Dans le DSA, on a donc de nouvelles obligations dites de diligence où les plateformes doivent, en plus de ces principes de responsabilité atténuée – retrait des contenus quand on en a connaissance ou conscience –, mettre en place, au sein de leurs services, des mécanismes pour s’assurer qu’on n’a pas, par exemple, des risques systémiques – c’est applicable par exemple pour les très grandes plateformes –, qu’on ne valorise pas les contenus racistes, contenus discriminatoires, contenus sexistes, etc. Elles vont donc devoir évaluer leurs services et faire en sorte qu’ils soient en conformité avec les objectifs d’un environnement plus sûr et plus transparent.

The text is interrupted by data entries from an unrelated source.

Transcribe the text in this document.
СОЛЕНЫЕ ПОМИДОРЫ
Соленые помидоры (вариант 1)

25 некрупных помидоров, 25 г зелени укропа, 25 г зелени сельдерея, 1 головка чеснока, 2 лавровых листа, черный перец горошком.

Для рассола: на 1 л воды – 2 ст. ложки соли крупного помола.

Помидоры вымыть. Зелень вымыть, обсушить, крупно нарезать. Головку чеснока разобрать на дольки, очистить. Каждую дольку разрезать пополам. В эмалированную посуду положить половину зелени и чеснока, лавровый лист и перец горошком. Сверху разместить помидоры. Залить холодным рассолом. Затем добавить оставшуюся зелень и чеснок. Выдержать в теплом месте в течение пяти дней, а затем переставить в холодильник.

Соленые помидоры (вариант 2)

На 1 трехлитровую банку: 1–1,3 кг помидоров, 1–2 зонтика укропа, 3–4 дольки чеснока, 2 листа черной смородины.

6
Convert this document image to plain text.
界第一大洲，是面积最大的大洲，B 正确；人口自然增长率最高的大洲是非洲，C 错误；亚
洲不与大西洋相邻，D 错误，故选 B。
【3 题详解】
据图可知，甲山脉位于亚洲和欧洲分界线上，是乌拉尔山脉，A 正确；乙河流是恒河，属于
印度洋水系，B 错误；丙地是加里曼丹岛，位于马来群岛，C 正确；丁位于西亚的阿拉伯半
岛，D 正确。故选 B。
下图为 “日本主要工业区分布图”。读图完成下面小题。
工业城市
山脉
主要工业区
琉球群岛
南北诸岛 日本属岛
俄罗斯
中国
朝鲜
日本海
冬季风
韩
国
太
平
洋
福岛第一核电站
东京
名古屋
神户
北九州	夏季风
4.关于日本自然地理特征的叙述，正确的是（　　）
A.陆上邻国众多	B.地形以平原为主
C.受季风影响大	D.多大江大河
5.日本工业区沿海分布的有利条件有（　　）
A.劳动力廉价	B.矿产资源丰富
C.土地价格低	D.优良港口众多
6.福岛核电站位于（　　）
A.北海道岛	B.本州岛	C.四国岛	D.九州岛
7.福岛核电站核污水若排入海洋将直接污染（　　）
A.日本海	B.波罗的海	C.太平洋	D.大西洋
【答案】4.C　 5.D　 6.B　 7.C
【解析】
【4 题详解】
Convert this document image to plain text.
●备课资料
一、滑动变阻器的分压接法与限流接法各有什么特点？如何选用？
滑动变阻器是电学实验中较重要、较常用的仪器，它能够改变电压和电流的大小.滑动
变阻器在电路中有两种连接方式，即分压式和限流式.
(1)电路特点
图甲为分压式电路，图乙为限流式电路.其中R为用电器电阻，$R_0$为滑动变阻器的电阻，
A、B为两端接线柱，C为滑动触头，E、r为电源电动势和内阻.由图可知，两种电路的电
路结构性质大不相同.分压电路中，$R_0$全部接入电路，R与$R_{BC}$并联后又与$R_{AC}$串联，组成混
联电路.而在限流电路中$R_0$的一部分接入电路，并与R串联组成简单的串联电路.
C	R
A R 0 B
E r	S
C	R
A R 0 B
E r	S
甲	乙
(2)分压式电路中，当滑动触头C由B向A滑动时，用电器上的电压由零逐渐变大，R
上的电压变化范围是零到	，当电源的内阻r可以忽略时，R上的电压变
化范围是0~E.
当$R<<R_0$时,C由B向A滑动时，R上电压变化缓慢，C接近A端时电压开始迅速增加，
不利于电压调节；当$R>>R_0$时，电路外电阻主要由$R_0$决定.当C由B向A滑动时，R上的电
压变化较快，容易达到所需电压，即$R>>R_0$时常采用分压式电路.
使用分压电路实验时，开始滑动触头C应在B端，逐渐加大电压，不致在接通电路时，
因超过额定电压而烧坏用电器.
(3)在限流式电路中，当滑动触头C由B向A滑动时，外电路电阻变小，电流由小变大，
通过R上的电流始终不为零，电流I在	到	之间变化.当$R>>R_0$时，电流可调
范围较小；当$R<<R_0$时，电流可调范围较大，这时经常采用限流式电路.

Dans ces règles, on a deux types d’obligations : on a des obligations de transparence et des obligations de diligence de conformité et, à l’intérieur, il y a encore d’autres sous-catégories.
C’est vrai que c’est un texte assez intéressant parce qu’il y a beaucoup de choses, il y a beaucoup d’acteurs, on sort un petit peu de cette relation bilatérale qui a longtemps existé entre les plateformes et le régulateur et on rentre dans une nouvelle ère parce qu’il y a cette transparence qui est très présente dans le texte.

Étienne Gonnu : Je ne veux pas passer à côté de mentionner l’acronyme qui est sorti un peu de ce texte : on parle des VLOP pour Very large online platforms, qui, je pense, a amusé pas mal de personnes.
Bravo pour cette synthèse qui n’est pas évidente sur un texte quand même très complexe, on sent ta profession professorale.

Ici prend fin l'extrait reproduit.